Examples and assignments may involve the modification of short, well-documented blocks of code.


Agenda

Monday, June 30

10:00-10:15: Introduction and overview. Robert Sinkovits, Gordon Applications Director, San Diego Supercomputer Center (SDSC).

10:15-11:15: Globus Online for research data management. Rachana Ananthakrishnan, Computation Institute, University of Chicago.
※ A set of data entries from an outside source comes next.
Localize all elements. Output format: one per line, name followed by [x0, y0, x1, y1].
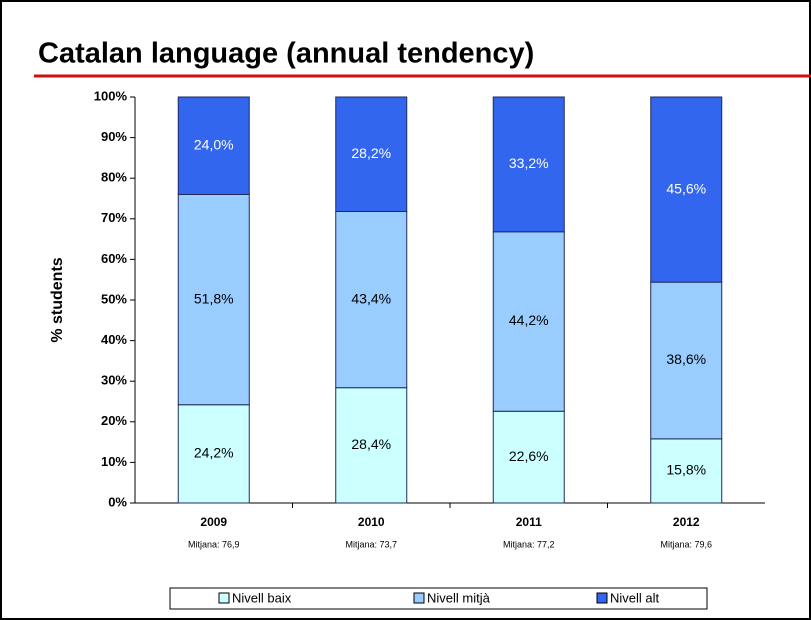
- x-sublabel: Mitjana: 79,6: [660, 539, 712, 549]
- x-tick-label: 2011: [516, 515, 542, 529]
- y-tick-label: 40%: [101, 332, 127, 347]
- y-tick-label: 60%: [101, 251, 127, 266]
- bar-segment: [177, 193, 250, 406]
- bar-segment: [492, 96, 565, 233]
- value-label: 22,6%: [509, 448, 549, 464]
- legend-label: Nivell mitjà: [427, 590, 491, 605]
- legend-swatch: [596, 592, 608, 604]
- y-axis-label: % students: [49, 257, 66, 342]
- legend-label: Nivell alt: [610, 590, 660, 605]
- bar-segment: [335, 210, 408, 389]
- legend: [169, 587, 708, 610]
- x-sublabel: Mitjana: 73,7: [345, 539, 397, 549]
- y-tick-label: 30%: [101, 373, 127, 388]
- y-tick-label: 100%: [94, 88, 128, 103]
- value-label: 43,4%: [351, 290, 391, 306]
- value-label: 45,6%: [666, 180, 706, 196]
- y-tick-label: 50%: [101, 291, 127, 306]
- y-tick-label: 90%: [101, 129, 127, 144]
- x-sublabel: Mitjana: 77,2: [503, 539, 555, 549]
- value-label: 24,2%: [194, 445, 234, 461]
- bar-segment: [177, 404, 250, 504]
- y-tick-label: 80%: [101, 170, 127, 185]
- bar-segment: [492, 410, 565, 504]
- value-label: 28,2%: [351, 145, 391, 161]
- chart-title: Catalan language (annual tendency): [38, 38, 534, 70]
- y-tick-label: 20%: [101, 413, 127, 428]
- value-label: 15,8%: [666, 462, 706, 478]
- bar-segment: [650, 281, 723, 440]
- bar-segment: [492, 231, 565, 412]
- bar-segment: [335, 387, 408, 504]
- legend-label: Nivell baix: [232, 590, 292, 605]
- bar-segment: [335, 96, 408, 212]
- bar-segment: [650, 438, 723, 504]
- legend-swatch: [218, 592, 230, 604]
- y-tick-label: 70%: [101, 210, 127, 225]
- value-label: 51,8%: [194, 290, 234, 306]
- y-tick-label: 0%: [108, 494, 127, 509]
- value-label: 44,2%: [509, 312, 549, 328]
- bar-segment: [650, 96, 723, 283]
- x-tick-label: 2010: [358, 515, 385, 529]
- x-sublabel: Mitjana: 76,9: [188, 539, 240, 549]
- x-tick-label: 2012: [673, 515, 700, 529]
- x-tick-label: 2009: [200, 515, 227, 529]
- legend-swatch: [413, 592, 425, 604]
- value-label: 33,2%: [509, 155, 549, 171]
- value-label: 28,4%: [351, 436, 391, 452]
- y-tick-label: 10%: [101, 454, 127, 469]
- value-label: 38,6%: [666, 351, 706, 367]
- bar-segment: [177, 96, 250, 195]
- value-label: 24,0%: [194, 136, 234, 152]
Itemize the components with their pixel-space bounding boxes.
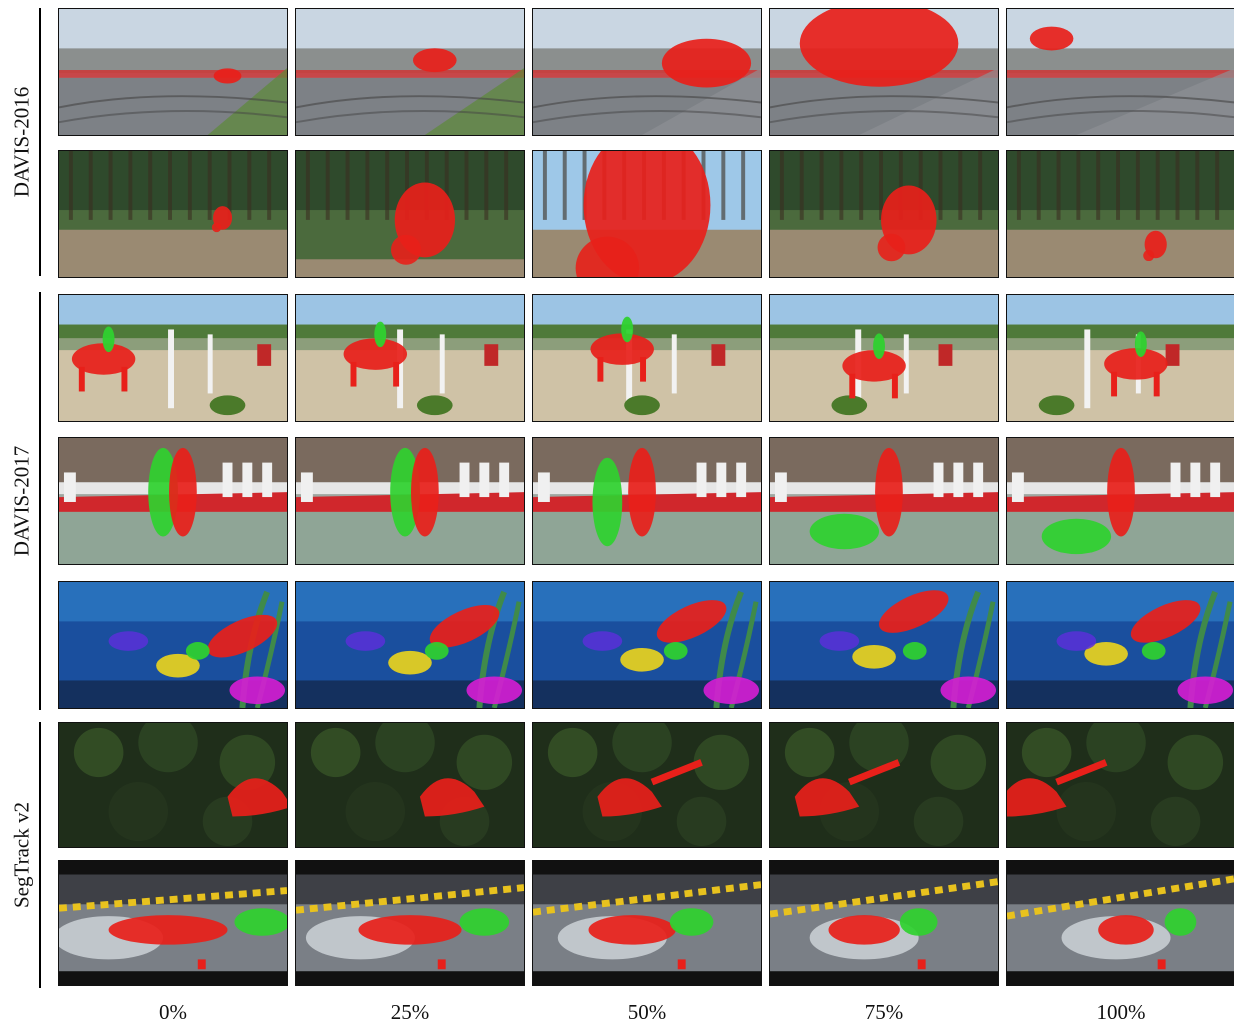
frame-frog-1: [295, 722, 525, 848]
frame-image: [1007, 295, 1234, 421]
frame-image: [296, 9, 524, 135]
frame-judo-4: [1006, 437, 1234, 565]
frame-aquarium-fish-4: [1006, 581, 1234, 709]
frame-car-race-1: [295, 8, 525, 136]
frame-image: [1007, 151, 1234, 277]
frame-judo-1: [295, 437, 525, 565]
frame-image: [533, 295, 761, 421]
frame-image: [770, 861, 998, 985]
frame-image: [533, 151, 761, 277]
frame-image: [533, 861, 761, 985]
frame-frog-0: [58, 722, 288, 848]
group-label-davis2017: DAVIS-2017: [9, 445, 34, 557]
group-bar-segtrack: [39, 722, 41, 988]
frame-image: [533, 9, 761, 135]
frame-judo-2: [532, 437, 762, 565]
frame-car-race-3: [769, 8, 999, 136]
column-label-50: 50%: [627, 1000, 667, 1024]
column-label-75: 75%: [864, 1000, 904, 1024]
frame-image: [59, 438, 287, 564]
frame-image: [533, 438, 761, 564]
frame-aquarium-fish-0: [58, 581, 288, 709]
column-label-25: 25%: [390, 1000, 430, 1024]
frame-horse-jump-0: [58, 294, 288, 422]
frame-horse-jump-2: [532, 294, 762, 422]
frame-image: [1007, 861, 1234, 985]
frame-drift-cars-0: [58, 860, 288, 986]
frame-image: [1007, 438, 1234, 564]
frame-image: [296, 295, 524, 421]
frame-image: [296, 723, 524, 847]
frame-frog-2: [532, 722, 762, 848]
frame-motocross-3: [769, 150, 999, 278]
group-label-davis2016: DAVIS-2016: [9, 86, 34, 198]
frame-judo-3: [769, 437, 999, 565]
frame-image: [770, 582, 998, 708]
group-bar-davis2016: [39, 8, 41, 276]
frame-image: [1007, 582, 1234, 708]
frame-image: [1007, 9, 1234, 135]
frame-image: [59, 9, 287, 135]
frame-image: [770, 151, 998, 277]
frame-frog-3: [769, 722, 999, 848]
frame-horse-jump-1: [295, 294, 525, 422]
frame-motocross-2: [532, 150, 762, 278]
frame-image: [1007, 723, 1234, 847]
frame-image: [59, 723, 287, 847]
frame-car-race-0: [58, 8, 288, 136]
frame-car-race-4: [1006, 8, 1234, 136]
frame-car-race-2: [532, 8, 762, 136]
frame-frog-4: [1006, 722, 1234, 848]
frame-image: [59, 151, 287, 277]
frame-image: [59, 582, 287, 708]
frame-judo-0: [58, 437, 288, 565]
group-label-segtrack: SegTrack v2: [9, 802, 34, 908]
column-label-0: 0%: [159, 1000, 187, 1024]
frame-image: [59, 295, 287, 421]
frame-drift-cars-2: [532, 860, 762, 986]
frame-image: [296, 582, 524, 708]
column-label-100: 100%: [1096, 1000, 1146, 1024]
frame-motocross-1: [295, 150, 525, 278]
frame-image: [533, 582, 761, 708]
frame-image: [296, 151, 524, 277]
frame-aquarium-fish-2: [532, 581, 762, 709]
frame-drift-cars-1: [295, 860, 525, 986]
frame-image: [59, 861, 287, 985]
frame-image: [770, 438, 998, 564]
frame-aquarium-fish-1: [295, 581, 525, 709]
frame-image: [533, 723, 761, 847]
frame-image: [770, 723, 998, 847]
frame-image: [770, 9, 998, 135]
frame-image: [296, 438, 524, 564]
frame-aquarium-fish-3: [769, 581, 999, 709]
frame-motocross-4: [1006, 150, 1234, 278]
frame-image: [770, 295, 998, 421]
frame-drift-cars-3: [769, 860, 999, 986]
frame-motocross-0: [58, 150, 288, 278]
frame-horse-jump-3: [769, 294, 999, 422]
group-bar-davis2017: [39, 292, 41, 710]
frame-image: [296, 861, 524, 985]
frame-drift-cars-4: [1006, 860, 1234, 986]
frame-horse-jump-4: [1006, 294, 1234, 422]
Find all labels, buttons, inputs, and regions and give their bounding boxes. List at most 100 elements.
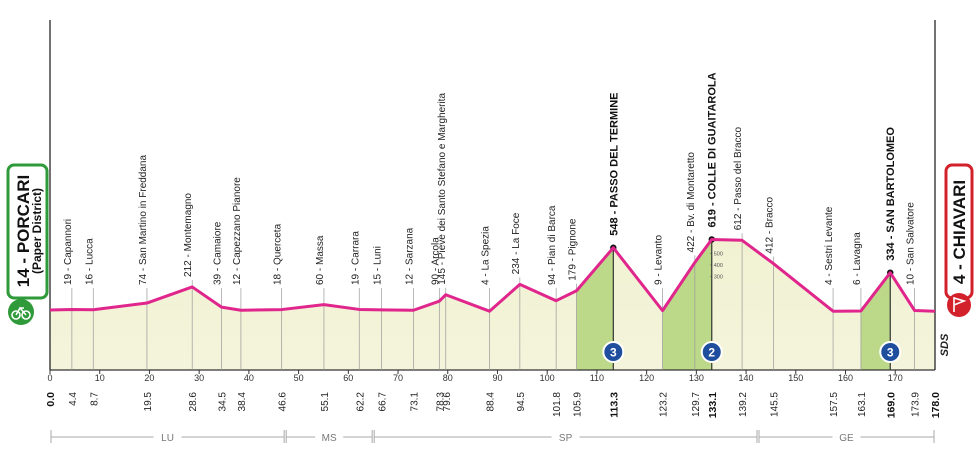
waypoint-label: 10 - San Salvatore xyxy=(906,202,917,285)
climb-badge xyxy=(602,341,625,363)
climb-area xyxy=(662,239,712,370)
distance-label: 94.5 xyxy=(516,392,527,412)
summit-label: 548 - PASSO DEL TERMINE xyxy=(608,92,620,235)
distance-label: 178.0 xyxy=(930,392,942,418)
distance-label: 133.1 xyxy=(707,392,719,418)
distance-label: 73.1 xyxy=(409,392,420,412)
distance-label: 34.5 xyxy=(218,392,229,412)
summit-label: 334 - SAN BARTOLOMEO xyxy=(885,127,897,261)
waypoint-label: 19 - Carrara xyxy=(350,231,361,285)
waypoint-label: 74 - San Martino in Freddana xyxy=(138,154,149,285)
climb-badge xyxy=(700,341,723,363)
region-label: SP xyxy=(559,433,573,444)
waypoint-label: 4 - Sestri Levante xyxy=(824,206,835,285)
waypoint-label: 6 - Lavagna xyxy=(852,232,863,285)
x-tick-label: 100 xyxy=(540,373,555,383)
distance-label: 169.0 xyxy=(885,392,897,418)
waypoint-label: 39 - Camaiore xyxy=(213,221,224,285)
waypoint-label: 412 - Bracco xyxy=(764,196,775,253)
waypoint-label: 94 - Pian di Barca xyxy=(547,205,558,285)
x-tick-label: 50 xyxy=(294,373,304,383)
y-tick-label: 500 xyxy=(714,251,723,257)
x-tick-label: 90 xyxy=(492,373,502,383)
x-tick-label: 20 xyxy=(144,373,154,383)
start-icon xyxy=(8,299,34,325)
summit-label: 619 - COLLE DI GUAITAROLA xyxy=(707,72,719,227)
x-tick-label: 80 xyxy=(443,373,453,383)
waypoint-label: 4 - La Spezia xyxy=(481,226,492,285)
x-tick-label: 160 xyxy=(838,373,853,383)
start-subtitle: (Paper District) xyxy=(30,188,44,274)
x-tick-label: 170 xyxy=(888,373,903,383)
distance-label: 4.4 xyxy=(68,392,79,406)
distance-label: 79.6 xyxy=(442,392,453,412)
x-tick-label: 40 xyxy=(244,373,254,383)
waypoint-label: 12 - Capezzano Pianore xyxy=(232,177,243,285)
waypoint-label: 145 - Pieve dei Santo Stefano e Margheri… xyxy=(437,93,448,285)
logo: SDS xyxy=(939,333,951,356)
x-tick-label: 150 xyxy=(788,373,803,383)
x-tick-label: 60 xyxy=(343,373,353,383)
waypoint-label: 179 - Pignone xyxy=(568,218,579,281)
waypoint-label: 16 - Lucca xyxy=(84,238,95,285)
distance-label: 78.3 xyxy=(435,392,446,412)
distance-label: 88.4 xyxy=(486,392,497,412)
waypoint-label: 15 - Luni xyxy=(373,246,384,285)
waypoint-label: 12 - Sarzana xyxy=(404,227,415,285)
area-layer xyxy=(50,239,935,370)
distance-label: 46.6 xyxy=(278,392,289,412)
start-title: 14 - PORCARI xyxy=(14,175,33,287)
start-sign-box xyxy=(6,163,49,300)
finish-sign: 4 - CHIAVARI xyxy=(944,163,974,317)
waypoint-label: 60 - Massa xyxy=(315,235,326,285)
distance-label: 0.0 xyxy=(45,392,57,407)
finish-icon-flag xyxy=(953,296,967,312)
distance-label: 8.7 xyxy=(89,392,100,406)
profile-layer xyxy=(49,236,936,363)
distance-label: 163.1 xyxy=(857,392,868,417)
finish-title: 4 - CHIAVARI xyxy=(950,180,969,284)
start-icon-wheel xyxy=(11,310,21,320)
climb-area xyxy=(576,247,614,370)
climb-category: 2 xyxy=(708,346,715,360)
distance-label: 129.7 xyxy=(691,392,702,417)
waypoint-label: 9 - Levanto xyxy=(654,235,665,285)
region-label: MS xyxy=(322,433,337,444)
distance-label: 28.6 xyxy=(188,392,199,412)
waypoint-label: 422 - Bv. di Montaretto xyxy=(686,152,697,253)
y-tick-label: 300 xyxy=(714,275,723,281)
waypoint-label: 234 - La Foce xyxy=(511,212,522,274)
waypoint-label: 18 - Querceta xyxy=(273,223,284,285)
label-layer: 0 10 20 30 40 50 60 70 80 90 100 110 120 130 140 150 160… xyxy=(45,72,942,444)
distance-label: 113.3 xyxy=(608,392,620,418)
climb-category: 3 xyxy=(610,346,617,360)
x-tick-label: 70 xyxy=(393,373,403,383)
waypoint-label: 212 - Montemagno xyxy=(183,193,194,277)
distance-label: 157.5 xyxy=(829,392,840,417)
distance-label: 55.1 xyxy=(320,392,331,412)
distance-label: 66.7 xyxy=(378,392,389,412)
climb-category: 3 xyxy=(887,346,894,360)
x-tick-label: 110 xyxy=(590,373,604,383)
distance-label: 62.2 xyxy=(355,392,366,412)
distance-label: 105.9 xyxy=(573,392,584,417)
x-tick-label: 140 xyxy=(739,373,754,383)
profile-area xyxy=(50,239,935,370)
profile-line xyxy=(49,237,936,313)
finish-icon xyxy=(947,293,971,317)
waypoint-label: 90 - Arcola xyxy=(430,237,441,285)
y-tick-label: 400 xyxy=(714,263,723,269)
start-icon-frame xyxy=(15,306,27,316)
distance-label: 38.4 xyxy=(237,392,248,412)
distance-label: 173.9 xyxy=(911,392,922,417)
start-sign: 14 - PORCARI (Paper District) xyxy=(6,163,49,325)
start-icon-wheel xyxy=(21,310,31,320)
x-tick-label: 10 xyxy=(95,373,105,383)
distance-label: 139.2 xyxy=(738,392,749,417)
waypoint-label: 612 - Passo del Bracco xyxy=(733,126,744,230)
x-tick-label: 30 xyxy=(194,373,204,383)
x-tick-label: 130 xyxy=(689,373,704,383)
waypoint-label: 19 - Capannori xyxy=(63,219,74,285)
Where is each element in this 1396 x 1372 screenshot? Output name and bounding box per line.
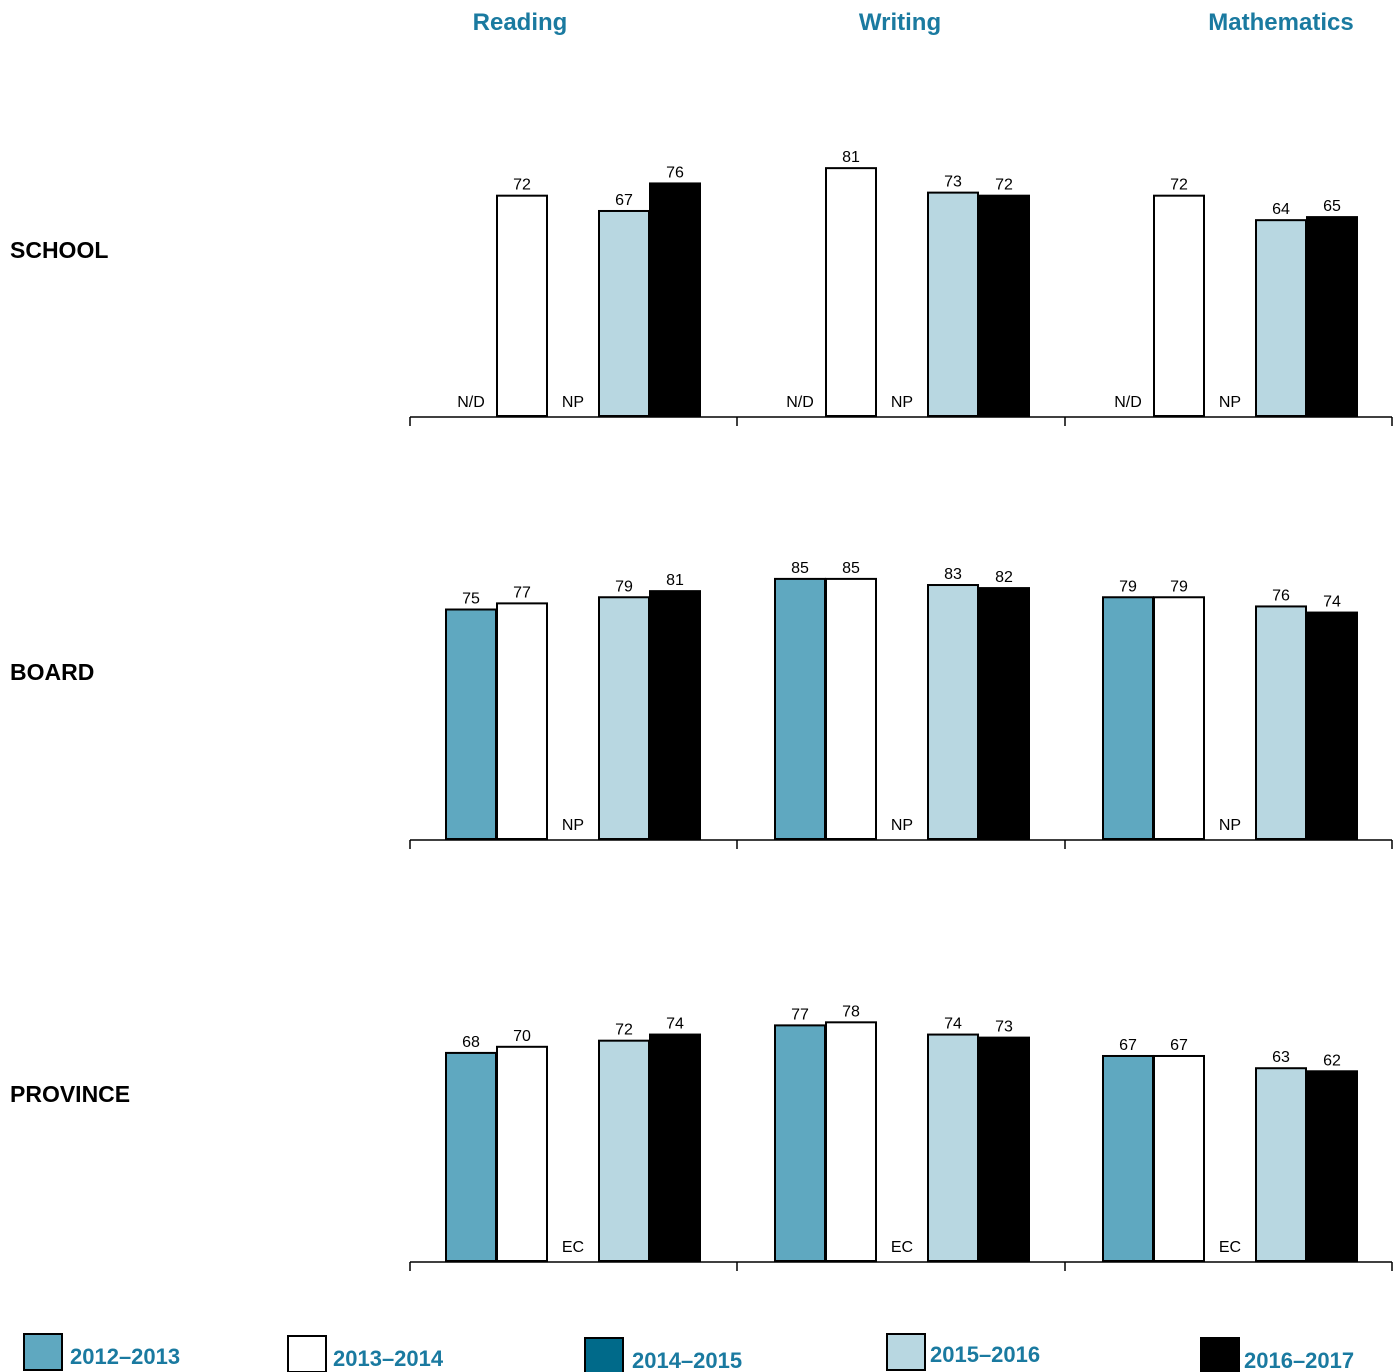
value-label-school-reading-s4: 67: [615, 192, 633, 209]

11:15-12:00: Workflows and data provenance. Illkay Altintas, director of the Scientific Workflow Automation Technologies Laboratory at the SDSC.

12:00-12:15: Break

12:15-1:15: Workflows and data provenance, continued. 

1:15-1:45: Lunch

1:45-4:00: Workflows and data provenance, continued with optional break ~ 1:00 p.m.


Tuesday, July 1

10:00-11:00: File systems, hardware and the nuts and  bolts of storage. Rick Wagner (SCSC).

11:00-12:00: Working with big data. Amarnath Gupta (SDSC) and Bill West (SDSC).

12:00-12:15: Break

12:15-1:15: Working with big data, continued. Gupta and West.

1:15-1:45: Lunch

1:45-4:00: Working with big data, continued with optional break ~ 1:00.Gupta and West.


Wednesday, July 2

10:00-11:00: Introduction to predictive analytics and data mining. Natasha Balac, director of SDSC's Predictive Analytics Center (PAC).

11:00-11:30: Overview of data mining tools. Nicole Wolter (SDSC-PAC). 

11:30-11:45: Break

11:45-1:15: Unsupervised learning (PCA and clustering). Paul Rodriguez (SDSC-PAC).

1:15-1:45: Lunch

1:45-2:45: Supervised learning (decision trees). Wolter and Balac.

2:45-3:00: Break

3:00-4:00: Techniques and strategies for big data. Rodriguez.